On-Manifold Projected Gradient Descent

This work provides a computable, direct, and mathematically rigorous approximation to the differential geometry of class manifolds for high-dimensional data, along with nonlinear projections from input space onto these class manifolds. The tools are applied to the setting of neural network image classifiers, where we generate novel, on-manifold data samples, and implement a projected gradient descent algorithm for on-manifold adversarial training. The susceptibility of neural networks (NNs) to adversarial attack highlights the brittle nature of NN decision boundaries in input space. Introducing adversarial examples during training has been shown to reduce the susceptibility of NNs to adversarial attack; however, it has also been shown to reduce the accuracy of the classifier if the examples are not valid examples for that class. Realistic "on-manifold" examples have been previously generated from class manifolds in the latent of an autoencoder. Our work explores these phenomena in a geometric and computational setting that is much closer to the raw, high-dimensional input space than can be provided by VAE or other black box dimensionality reductions. We employ conformally invariant diffusion maps (CIDM) to approximate class manifolds in diffusion coordinates, and develop the Nystr\"{o}m projection to project novel points onto class manifolds in this setting. On top of the manifold approximation, we leverage the spectral exterior calculus (SEC) to determine geometric quantities such as tangent vectors of the manifold. We use these tools to obtain adversarial examples that reside on a class manifold, yet fool a classifier. These misclassifications then become explainable in terms of human-understandable manipulations within the data, by expressing the on-manifold adversary in the semantic basis on the manifold.

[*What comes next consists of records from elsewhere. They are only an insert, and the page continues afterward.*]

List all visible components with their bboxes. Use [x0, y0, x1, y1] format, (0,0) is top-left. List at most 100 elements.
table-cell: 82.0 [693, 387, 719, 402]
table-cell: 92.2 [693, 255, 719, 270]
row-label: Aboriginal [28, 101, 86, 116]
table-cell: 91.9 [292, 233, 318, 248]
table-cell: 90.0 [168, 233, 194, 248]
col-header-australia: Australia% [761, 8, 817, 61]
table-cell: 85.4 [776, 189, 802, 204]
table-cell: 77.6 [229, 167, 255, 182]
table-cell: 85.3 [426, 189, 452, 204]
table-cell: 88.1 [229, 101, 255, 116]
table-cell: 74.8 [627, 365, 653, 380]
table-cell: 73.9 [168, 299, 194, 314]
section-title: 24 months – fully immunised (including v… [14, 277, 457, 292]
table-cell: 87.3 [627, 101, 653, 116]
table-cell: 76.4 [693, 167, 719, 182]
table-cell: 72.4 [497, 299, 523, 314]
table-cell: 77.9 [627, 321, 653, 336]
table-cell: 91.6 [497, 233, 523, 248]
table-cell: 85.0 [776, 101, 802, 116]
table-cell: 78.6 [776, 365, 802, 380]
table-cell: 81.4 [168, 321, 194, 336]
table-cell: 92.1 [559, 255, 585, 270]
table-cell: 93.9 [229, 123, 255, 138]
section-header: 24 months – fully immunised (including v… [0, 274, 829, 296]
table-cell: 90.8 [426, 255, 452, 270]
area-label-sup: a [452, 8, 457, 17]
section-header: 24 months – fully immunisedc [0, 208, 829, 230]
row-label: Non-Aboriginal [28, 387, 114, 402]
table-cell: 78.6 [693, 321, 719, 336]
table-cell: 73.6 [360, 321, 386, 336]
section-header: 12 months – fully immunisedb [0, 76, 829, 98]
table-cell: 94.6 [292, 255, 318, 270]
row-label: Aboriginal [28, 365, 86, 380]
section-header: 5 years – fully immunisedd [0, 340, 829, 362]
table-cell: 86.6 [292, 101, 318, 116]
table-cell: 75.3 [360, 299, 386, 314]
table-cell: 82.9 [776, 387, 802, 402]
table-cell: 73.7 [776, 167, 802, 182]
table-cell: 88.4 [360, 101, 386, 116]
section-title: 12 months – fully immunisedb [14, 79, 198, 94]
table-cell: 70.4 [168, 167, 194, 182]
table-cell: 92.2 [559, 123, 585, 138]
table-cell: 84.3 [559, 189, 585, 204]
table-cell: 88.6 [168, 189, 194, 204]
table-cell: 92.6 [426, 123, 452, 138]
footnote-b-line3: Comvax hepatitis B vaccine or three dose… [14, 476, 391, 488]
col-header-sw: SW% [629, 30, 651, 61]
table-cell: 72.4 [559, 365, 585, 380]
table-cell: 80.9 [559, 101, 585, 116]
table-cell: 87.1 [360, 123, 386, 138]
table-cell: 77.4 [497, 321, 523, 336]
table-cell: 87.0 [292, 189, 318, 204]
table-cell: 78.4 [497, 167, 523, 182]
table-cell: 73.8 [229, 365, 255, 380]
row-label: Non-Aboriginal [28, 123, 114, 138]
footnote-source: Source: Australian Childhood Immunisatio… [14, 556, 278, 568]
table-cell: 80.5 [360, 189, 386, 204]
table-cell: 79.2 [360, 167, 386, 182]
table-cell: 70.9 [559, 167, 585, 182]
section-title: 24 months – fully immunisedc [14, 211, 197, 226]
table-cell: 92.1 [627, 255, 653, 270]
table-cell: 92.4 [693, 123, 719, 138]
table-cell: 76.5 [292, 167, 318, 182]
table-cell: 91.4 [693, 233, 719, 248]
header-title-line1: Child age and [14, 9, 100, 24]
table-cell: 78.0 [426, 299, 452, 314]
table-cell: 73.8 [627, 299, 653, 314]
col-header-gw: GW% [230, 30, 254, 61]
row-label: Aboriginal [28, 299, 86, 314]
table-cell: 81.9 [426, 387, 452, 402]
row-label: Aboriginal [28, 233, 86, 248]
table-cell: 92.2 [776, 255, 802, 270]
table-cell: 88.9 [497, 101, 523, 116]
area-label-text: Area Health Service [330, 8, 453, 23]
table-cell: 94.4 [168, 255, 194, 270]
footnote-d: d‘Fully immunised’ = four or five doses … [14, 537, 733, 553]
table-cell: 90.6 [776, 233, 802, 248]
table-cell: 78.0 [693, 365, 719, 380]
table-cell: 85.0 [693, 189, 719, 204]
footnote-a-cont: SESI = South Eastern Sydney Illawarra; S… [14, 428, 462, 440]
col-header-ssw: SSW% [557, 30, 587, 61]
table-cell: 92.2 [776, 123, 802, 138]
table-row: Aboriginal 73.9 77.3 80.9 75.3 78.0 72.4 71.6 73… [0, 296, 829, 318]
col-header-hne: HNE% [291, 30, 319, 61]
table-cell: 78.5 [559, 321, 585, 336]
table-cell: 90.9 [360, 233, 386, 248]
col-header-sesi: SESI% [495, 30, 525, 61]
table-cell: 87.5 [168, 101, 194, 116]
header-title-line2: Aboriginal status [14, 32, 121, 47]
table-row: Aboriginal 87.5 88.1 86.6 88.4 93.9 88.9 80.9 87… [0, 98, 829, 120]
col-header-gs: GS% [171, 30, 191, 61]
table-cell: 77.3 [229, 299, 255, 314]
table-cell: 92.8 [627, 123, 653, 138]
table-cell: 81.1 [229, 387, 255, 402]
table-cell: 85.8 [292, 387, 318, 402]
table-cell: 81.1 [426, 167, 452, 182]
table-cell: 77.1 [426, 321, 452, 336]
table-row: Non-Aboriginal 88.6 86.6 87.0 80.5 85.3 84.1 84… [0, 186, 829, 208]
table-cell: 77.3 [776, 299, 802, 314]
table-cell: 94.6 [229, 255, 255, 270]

翻译：本文提供了一种可计算、直接且数学严谨的高维数据类流形微分几何近似方法，以及从输入空间到这些类流形的非线性投影。这些工具被应用于神经网络图像分类器的场景中，我们生成了新颖的流形上数据样本，并实现了用于流形上对抗训练的投影梯度下降算法。神经网络对对抗攻击的敏感性凸显了其在输入空间中决策边界的脆弱性。研究表明，在训练过程中引入对抗样本可降低神经网络对对抗攻击的敏感性；然而，若这些样本并非该类别的有效样本，则可能导致分类器准确率下降。此前已有研究通过自编码器潜在空间中的类流形生成真实的“流形上”样本。本研究从几何和计算角度探索这些现象，其更贴近原始高维输入空间，且远优于VAE或其他黑箱降维方法所能提供的近似。我们采用共形不变扩散图（CIDM）在扩散坐标中近似类流形，并开发了Nyström投影方法，以将新样本投影到该设置下的类流形上。在流形近似的基础上，我们利用谱外部微积分（SEC）确定流形的几何量（如切向量）。借助这些工具，我们能够生成位于类流形上却能欺骗分类器的对抗样本。通过将流形上的对抗样本表示为流形上的语义基，这些误分类即可被解释为数据中人可理解的操控操作。